When you want to ride out from the "barn," a barn-sour horse isn't such a good thing. I doubt there is an equine anywhere that doesn't exhibit the tendency, even if its just move slow away from the barn and dramatically pick up the pace as soon as their hay-fired GPS tells them they are headed back to the "barn." The degree to which a horse or mule exhibits this tendency has something to do with its own disposition, but even more to do with the disposition of the riders that have been in her saddle. Equines are very honest and they read people better than people read people. If you could ask your equine "Does this dress make me look fat?" expect the truth. Your husband, on the other hand fears sleeping on the couch and you should wonder if, "Oh MY, you look ravishing!" really means what the sum of each word in this phrase indicates.
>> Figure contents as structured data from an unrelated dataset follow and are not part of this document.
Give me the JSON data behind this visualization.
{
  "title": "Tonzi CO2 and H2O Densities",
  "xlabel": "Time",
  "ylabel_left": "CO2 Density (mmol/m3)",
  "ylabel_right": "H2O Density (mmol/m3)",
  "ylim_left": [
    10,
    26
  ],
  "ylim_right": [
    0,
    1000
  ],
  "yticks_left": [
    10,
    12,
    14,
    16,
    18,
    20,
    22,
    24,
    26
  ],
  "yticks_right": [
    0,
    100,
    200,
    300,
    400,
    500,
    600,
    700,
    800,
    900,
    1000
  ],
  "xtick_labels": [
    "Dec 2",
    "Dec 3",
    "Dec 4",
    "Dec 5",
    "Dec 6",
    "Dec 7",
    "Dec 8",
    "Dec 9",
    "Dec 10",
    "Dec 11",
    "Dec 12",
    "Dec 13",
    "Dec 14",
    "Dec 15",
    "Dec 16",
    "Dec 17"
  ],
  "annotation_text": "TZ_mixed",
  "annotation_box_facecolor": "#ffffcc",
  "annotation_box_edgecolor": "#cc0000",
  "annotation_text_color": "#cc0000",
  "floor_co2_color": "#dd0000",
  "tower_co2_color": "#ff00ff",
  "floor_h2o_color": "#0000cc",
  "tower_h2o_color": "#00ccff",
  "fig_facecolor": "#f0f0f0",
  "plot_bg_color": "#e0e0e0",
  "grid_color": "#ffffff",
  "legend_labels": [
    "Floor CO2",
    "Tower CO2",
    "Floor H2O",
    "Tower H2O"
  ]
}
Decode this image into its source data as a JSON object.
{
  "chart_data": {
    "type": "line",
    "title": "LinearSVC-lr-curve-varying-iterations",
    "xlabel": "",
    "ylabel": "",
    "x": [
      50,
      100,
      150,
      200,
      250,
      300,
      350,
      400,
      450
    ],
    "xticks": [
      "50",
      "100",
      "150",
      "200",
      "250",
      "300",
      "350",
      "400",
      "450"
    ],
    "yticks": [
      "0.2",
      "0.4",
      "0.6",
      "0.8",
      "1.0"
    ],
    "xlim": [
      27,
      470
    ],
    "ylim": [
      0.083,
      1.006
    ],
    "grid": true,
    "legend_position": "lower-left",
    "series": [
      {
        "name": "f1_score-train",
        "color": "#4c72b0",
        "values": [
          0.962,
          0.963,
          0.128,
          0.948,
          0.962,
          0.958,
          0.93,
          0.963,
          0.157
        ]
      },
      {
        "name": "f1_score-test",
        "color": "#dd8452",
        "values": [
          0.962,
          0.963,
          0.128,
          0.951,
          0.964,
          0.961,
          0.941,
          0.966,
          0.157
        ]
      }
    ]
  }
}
With winter and short days settled in, some of this family have had a little less saddle-time. For them, this is how this past week went. One son who I won't name got on Goldie, our sweet tempered Quarter Horse mare to ride out with Tyler and me earlier in the week. Goldie said "no, I 'm not," which looked like this: little tiny tantrum, half hearted crow hop, and Tyler's brother bailed off. I had to get off my ass, get on Goldie and tell her "yes you are," which looked like this: little tiny tantrum, half hearted crow hop, a little bit of leg cue and directional re-alignment, then all is well. Tyler's brother got back on Goldie, I remounted my ass, and off we went for a cold, but pretty desert ride--everyone behaving perfectly.
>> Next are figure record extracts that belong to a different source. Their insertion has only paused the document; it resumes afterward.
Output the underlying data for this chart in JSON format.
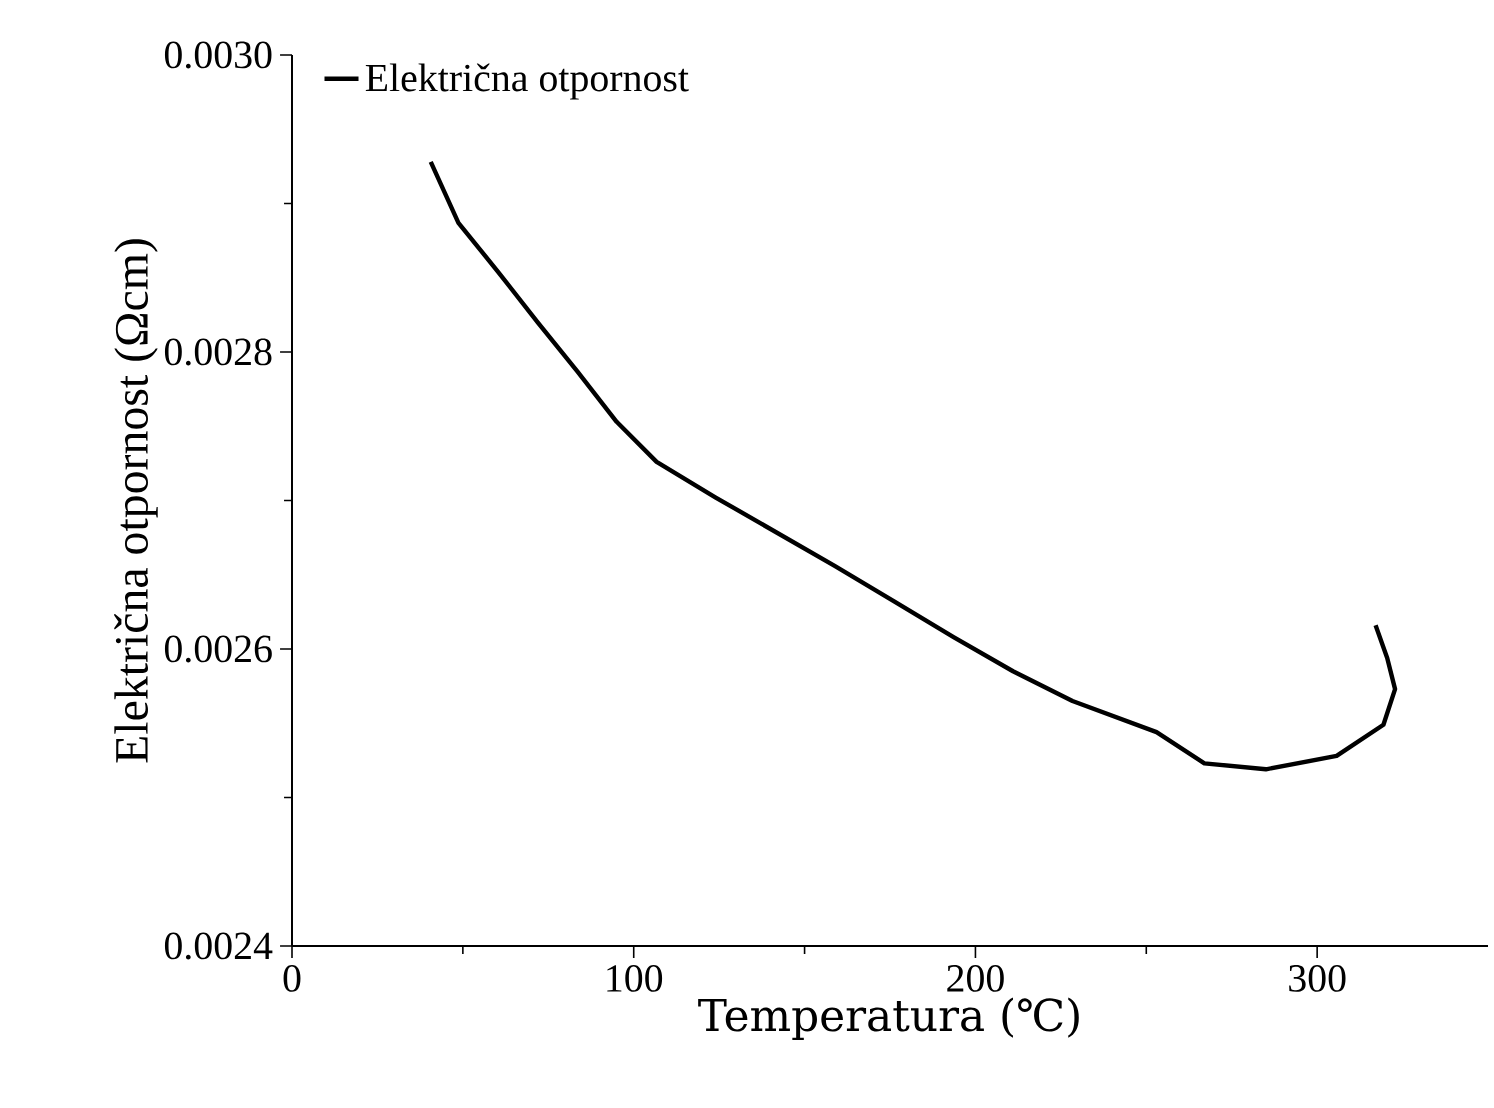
{
  "chart_data": {
    "type": "line",
    "xlabel": "Temperatura (℃)",
    "ylabel": "Električna otpornost (Ωcm)",
    "series": [
      {
        "name": "Električna otpornost",
        "color": "#000000",
        "x": [
          40.6,
          48.7,
          60.3,
          71.9,
          83.5,
          95,
          106.7,
          124,
          141.4,
          158.8,
          176.2,
          193.6,
          211,
          228.4,
          253,
          267,
          285,
          305.7,
          319.4,
          322.8,
          320.5,
          317.1
        ],
        "values": [
          0.002928,
          0.002887,
          0.002854,
          0.00282,
          0.002787,
          0.002753,
          0.002726,
          0.002702,
          0.002679,
          0.002656,
          0.002632,
          0.002608,
          0.002585,
          0.002565,
          0.002544,
          0.002523,
          0.002519,
          0.002528,
          0.002549,
          0.002573,
          0.002594,
          0.002616
        ]
      }
    ],
    "xlim": [
      0,
      350
    ],
    "ylim": [
      0.0024,
      0.003
    ],
    "xticks": [
      0,
      {
        "value": 50,
        "label": null
      },
      100,
      {
        "value": 150,
        "label": null
      },
      200,
      {
        "value": 250,
        "label": null
      },
      300
    ],
    "yticks": [
      0.0024,
      {
        "value": 0.0025,
        "label": null
      },
      0.0026,
      {
        "value": 0.0027,
        "label": null
      },
      0.0028,
      {
        "value": 0.0029,
        "label": null
      },
      {
        "value": 0.003,
        "label": "0.0030"
      }
    ],
    "legend": "top left",
    "grid": false,
    "line_style": "solid",
    "marker": "none"
  }
}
Then, just yesterday, one of the girls in this family who I also won't name (we presume her innocent until proven guilty) bailed off Kate, our sweet tempered mustang, after Kate bluffed her way back home from a mile up the trail. All the way up the trail, Kate had been asking her rider a fundamental question. Its the question Pete asked his fellow escapees to whom he was chained in "Oh Brother, where art thou." Who's in charge of this outfit, anyway? It looked like this: wobble, wobble, how 'bout I go this way, or that way... Wow! You mean its OK if I kind of stop here and fuss for home? All right, a mile of this is enough, I'm going to be the boss now. Lets just turn around and trot on back--you can get off if you don't like it. And get off she did, bumping her head. Thank goodness Kailee's mom is OK.
I won't profess any real horse training skills here, but there is a foundational key that applies in this story and everywhere else in life. It is one piece of horse sense that I want my kids to learn, along with a few others. Horses are much like us in many ways. They don't like pressure or discomfort; and they really want to know who is in charge. In the Human/equine relationship, there has to be a boss--it goes to the core of the horses' herd instinct. The equine is hardwired to accept leadership, or give it. You can learn all kinds of techniques to communicate with your equine, some harsh, some gentle. But if you tell your equine through your bearing and body language that you aren't really in charge, then your equine will assume the role of boss. People brag about bomb-proof horses that will babysit kids, etc. Sure, there are individual variations in how tolerant each equine is, and so too in humans. But no equine sacrifices its self interest with out being led to do so by some type of pressure. Unlike Humans, they have no pure motive to act for the common good.
In preparation for our big wildnerness escape for this summer, we re-instated the "must ride at least once per week" for now rule and 2-3 days per week starting in March. Believe it or not, asking the kids to ride is a real chore. The boys prefer mucking stalls to riding. Just as the horses would rather stand around in the muck, my kids are a little barn-sour too.